John Jr. had starred in a production of Hamlet, where he met 26 year old Oxford University graduate and English actor, Herbert Arthur Chamberlayne Blyth, more commonly known under his stage name, Maurice Barrymore. The two became friends and John Jr. brought Barrymore home to meet his family. Drew and Barrymore began courting and would marry on December 31, 1876. This would unite the two established theatrical families - the Drews and the Barrymores - and contribute to a lineage that would dominate American stage acting for decades. This union is frequently cited by theatre historians as foundational to the emergence of the Barrymore acting dynasty in American cultural history.
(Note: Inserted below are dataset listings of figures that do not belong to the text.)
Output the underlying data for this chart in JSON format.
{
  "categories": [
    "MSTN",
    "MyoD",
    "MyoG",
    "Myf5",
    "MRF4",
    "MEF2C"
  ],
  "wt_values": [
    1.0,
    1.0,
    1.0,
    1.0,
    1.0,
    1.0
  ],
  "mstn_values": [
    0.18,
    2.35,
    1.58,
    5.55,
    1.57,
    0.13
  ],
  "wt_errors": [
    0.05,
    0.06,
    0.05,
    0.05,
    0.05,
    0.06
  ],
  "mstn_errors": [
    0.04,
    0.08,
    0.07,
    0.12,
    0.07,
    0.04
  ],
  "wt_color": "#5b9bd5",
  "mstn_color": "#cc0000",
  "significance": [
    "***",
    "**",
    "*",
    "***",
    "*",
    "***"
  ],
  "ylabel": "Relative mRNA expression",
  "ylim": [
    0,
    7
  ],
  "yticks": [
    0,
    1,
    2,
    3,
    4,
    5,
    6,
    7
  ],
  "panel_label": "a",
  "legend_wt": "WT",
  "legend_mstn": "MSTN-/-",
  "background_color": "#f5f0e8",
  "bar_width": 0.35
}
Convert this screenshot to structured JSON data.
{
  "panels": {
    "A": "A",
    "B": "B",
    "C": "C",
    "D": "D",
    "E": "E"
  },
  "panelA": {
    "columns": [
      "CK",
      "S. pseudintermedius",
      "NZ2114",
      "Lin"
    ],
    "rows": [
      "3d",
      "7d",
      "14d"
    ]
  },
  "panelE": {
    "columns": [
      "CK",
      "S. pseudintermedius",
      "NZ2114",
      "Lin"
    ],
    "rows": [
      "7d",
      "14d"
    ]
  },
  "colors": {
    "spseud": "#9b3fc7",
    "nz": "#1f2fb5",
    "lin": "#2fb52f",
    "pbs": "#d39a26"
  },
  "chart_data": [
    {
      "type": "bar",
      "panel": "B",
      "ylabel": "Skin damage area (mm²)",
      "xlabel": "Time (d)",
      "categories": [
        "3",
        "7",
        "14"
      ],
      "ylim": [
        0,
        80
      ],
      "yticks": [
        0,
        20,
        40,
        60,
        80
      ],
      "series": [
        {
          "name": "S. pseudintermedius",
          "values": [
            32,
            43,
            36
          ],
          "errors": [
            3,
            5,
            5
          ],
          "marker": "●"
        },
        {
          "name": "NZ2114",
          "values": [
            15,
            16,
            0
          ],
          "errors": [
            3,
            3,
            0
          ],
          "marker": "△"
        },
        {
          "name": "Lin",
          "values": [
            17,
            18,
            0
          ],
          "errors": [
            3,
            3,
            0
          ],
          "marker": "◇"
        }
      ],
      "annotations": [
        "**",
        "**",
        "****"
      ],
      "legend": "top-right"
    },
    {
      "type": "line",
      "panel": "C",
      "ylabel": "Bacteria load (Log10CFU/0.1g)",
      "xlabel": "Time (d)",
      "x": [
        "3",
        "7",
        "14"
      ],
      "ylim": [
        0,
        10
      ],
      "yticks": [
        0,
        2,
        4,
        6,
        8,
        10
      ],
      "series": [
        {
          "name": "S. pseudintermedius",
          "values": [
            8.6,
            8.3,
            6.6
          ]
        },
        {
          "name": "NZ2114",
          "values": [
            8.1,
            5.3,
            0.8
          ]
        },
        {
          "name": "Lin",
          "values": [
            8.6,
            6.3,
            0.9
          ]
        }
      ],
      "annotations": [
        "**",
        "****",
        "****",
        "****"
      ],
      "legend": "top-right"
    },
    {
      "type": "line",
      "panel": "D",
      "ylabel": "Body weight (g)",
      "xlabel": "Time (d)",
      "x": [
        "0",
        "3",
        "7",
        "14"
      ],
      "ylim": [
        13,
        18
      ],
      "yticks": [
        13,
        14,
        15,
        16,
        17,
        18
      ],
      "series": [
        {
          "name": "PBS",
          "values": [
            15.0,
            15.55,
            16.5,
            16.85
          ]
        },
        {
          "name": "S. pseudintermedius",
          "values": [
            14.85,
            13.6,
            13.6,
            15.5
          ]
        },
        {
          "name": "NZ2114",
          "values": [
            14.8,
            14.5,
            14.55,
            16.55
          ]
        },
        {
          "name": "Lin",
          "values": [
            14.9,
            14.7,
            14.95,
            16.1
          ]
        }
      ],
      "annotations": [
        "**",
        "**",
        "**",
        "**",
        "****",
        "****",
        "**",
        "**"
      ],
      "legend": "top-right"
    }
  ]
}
Their descendants continued in the performing arts across multiple generations.

Drew and Barrymore subsequently had three children (two boys and a daughter), all famous film, radio, television stars: Lionel, Ethel Mae, and John. When Drew became pregnant with their first child, the couple returned to Philadelphia. After Lionel was born in 1878, Barrymore headed west with an acting troop, while Drew remained in Phildelphia with her mother. Her second child, Ethel Mae, was born the following year and their third, John, was born in 1882.

According to a 2004 A&E Biography piece, the marriage, happy at first, became rocky as Maurice indulged in numerous affairs. Georgie even filed for divorce, but they reconciled. He asked her to tour with him and Helena Modjeska in a play he wrote. Learning that he and Helena had resumed their romance, Georgie, who had been given ownership of the play by Maurice, closed it. Helena's husband, its producer, sued her. The real reason for Georgie's actions never got into the press.
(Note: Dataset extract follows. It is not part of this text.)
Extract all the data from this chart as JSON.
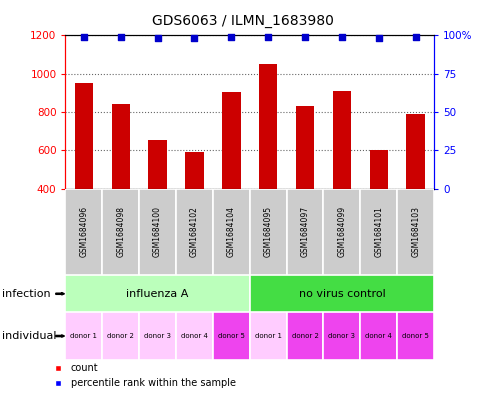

In 1890, she had a great success in The Senator co-starring William H. Crane and, in 1891, as one of the two widows in Mr. Wilkinson's Widows. Her stage career at this time was being managed by a young up-and-coming producer named Charles Frohman. Frohman would play a big part in managing the early careers of her three children, as well as her brother John Drew.

== Death ==
In December 1891, illness forced her to leave the stage. In 1893, she traveled to the Bahamas with Ethel at a doctor's suggestion. While the climate seemed to improve her health temporarily, she was diagnosed with an advanced case of tuberculosis. She died a few weeks later in Santa Barbara, California. Barrymore died on July 2, 1893, nine days before her 37th birthday. She was originally interred at Glenwood Cemetery, but reinterred at Mount Vernon Cemetery in Philadelphia.

Reportedly, her last words, which she kept repeating, were, "Oh my poor kids! What shall ever become of them?", as told by Ethel years later while the two were on the steamer heading to Panama, and as related to her son John, in the 1920s, by an elderly woman who had been staying at the same boarding house in Santa Barbara as Georgie and Ethel. It was 13-year-old Ethel's responsibility to see that her mother's remains were returned to Philadelphia for burial by Mrs Drew and Maurice, who met Ethel's train in Chicago. In 1893, this coast-to-coast journey would have lasted a week.

Drew's mother, Louisa Lane, took responsibility for the three children, as Barrymore remained on tour. Eventually Louisa would give up their Philadelphia residence and move into a boardinghouse. The children were sent to live with their Uncle Googan and his family.